Thea wusste nicht, wie viel Zeit mittlerweile vergangen war, bis sich ihr Atem endlich beruhigt hatte. Da der Mond nun hoch am Himmel stand, wagte sie sich wieder aus ihrem Versteck und ging vorsichtig zurück in Richtung ihres Treffpunkts. Phe wartete bestimmt schon ungeduldig. Selbst aus der Ferne glitzerten die weißen Früchte des Maulbeerbaumes im Mondlicht. Er stand auf einer Lichtung, nur ein paar Gebüsche links und rechts, die jedoch genug Versteck bieten konnten, das wusste Thea nun. Sie hörte keine Schritte weit und breit, doch atmete erleichtert aus, als sie Phe’s Tasche neben ihrer stehen sah. Gepackt, fertig für den Aufbruch. Er saß hinter dem Baum, sodass Thea nur einen seiner Schuhe ausmachen konnte. Glücklich schlich sie um den dicken Stamm.
Als sie ihn erreichte, verstand sie nicht, was sie dort sah. Doch die Erkenntnis sickerte in ihren Verstand, langsam und bitter. Und mit einem Mal war Thea wie unter Wasser. Sie hörte nichts, fühlte sich wie schwerelos, ihr Verstand war vollkommen leer, ausgelöscht. Wie in Trance setze sie sich neben Phe. Seine Haut sah bleich aus, wie er da so saß im Gras. Thea nahm seine Hand und strich geistesabwesend über die zarte Haut. Sie hatte ihn so lange nicht berührt. Selbst im weißen Licht des Mondes konnte sie die Farbtupfer ausmachen, die das dunkle Blau seiner Iris durchbrachen. Thea beugte sich vor und küsste ganz sachte seine Lippen. Sein Gesicht glitzerte, war vor Tränen nass. In der Hand hielt er noch den blutigen Fetzen von Thea‘s Jacke. Ihr eigenes Blut an seinen Lippen.
Sie konnte ihn vor sich sehen. Wie er an dem Maulbeerbaum ankam, glücklich, erwartungsvoll. Doch nur ihre Tasche dort liegen sah neben den Tierspuren, das Blut an seinen Händen, als er den Überrest ihrer Jacke an sein tränenüberströmtes Gesicht hielt. Dass auch er es keinen Tag ohne sie aushalten würde, keine Sekunde länger in einer Welt ohne Thea. Wie er ihren Namen wimmerte, immer wieder fluchte, weil er sie allein hatte gehen lassen, doch es jetzt zu spät war, sie zu wenig Zeit zusammen gehabt hatten. Er mit leerem Blick zu seiner Tasche sah und sich kraftlos sinken ließ.

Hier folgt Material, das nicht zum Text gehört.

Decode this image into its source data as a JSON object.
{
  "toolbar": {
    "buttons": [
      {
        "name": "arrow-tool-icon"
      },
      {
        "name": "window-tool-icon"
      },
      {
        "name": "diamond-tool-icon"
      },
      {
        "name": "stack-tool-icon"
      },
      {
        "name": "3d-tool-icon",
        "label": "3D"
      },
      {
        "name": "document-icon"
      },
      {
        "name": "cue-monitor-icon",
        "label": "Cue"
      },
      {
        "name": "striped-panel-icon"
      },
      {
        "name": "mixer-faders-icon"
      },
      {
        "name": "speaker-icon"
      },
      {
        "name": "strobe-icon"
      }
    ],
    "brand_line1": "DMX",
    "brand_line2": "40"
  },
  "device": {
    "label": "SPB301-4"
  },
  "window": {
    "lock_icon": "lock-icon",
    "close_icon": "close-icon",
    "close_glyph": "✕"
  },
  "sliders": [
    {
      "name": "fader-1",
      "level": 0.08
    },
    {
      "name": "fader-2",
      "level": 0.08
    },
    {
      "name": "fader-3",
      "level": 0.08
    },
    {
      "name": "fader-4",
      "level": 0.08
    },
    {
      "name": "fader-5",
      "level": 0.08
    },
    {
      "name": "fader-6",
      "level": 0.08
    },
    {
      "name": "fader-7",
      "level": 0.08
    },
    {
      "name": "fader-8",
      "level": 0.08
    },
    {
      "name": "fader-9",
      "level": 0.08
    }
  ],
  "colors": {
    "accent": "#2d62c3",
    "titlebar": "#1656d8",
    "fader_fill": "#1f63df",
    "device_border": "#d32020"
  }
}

Aber Thea weinte bei dem Anblick nicht. Vielmehr fühlte sie rein gar nichts, sie war betäubt, innerlich bereits tot. Thea zog Phe sein eigenes Messer aus der Brust. Das Blut darauf war noch warm. Das Metall spiegelte sich im Mondlicht und sie blickte zusammen mit Phe in den Himmel. Es war eine wunderschöne Nacht, bemerkte sie wie in weiter Ferne. Die Sterne glitzerten selig auf Thea hinab, während sie die Klinge gegen sich selbst richtete. Und ihr Blut vermischte sich mit dem von Phe, als sie ihren Kopf an seine Schulter legte, seinen Duft einatmete. Es schimmerte im sanften Schein, verschmolz langsam mit den Kontouren um sie herum und färbte die hellen Früchte des Maulbeerbaumes in ein tiefes Rot.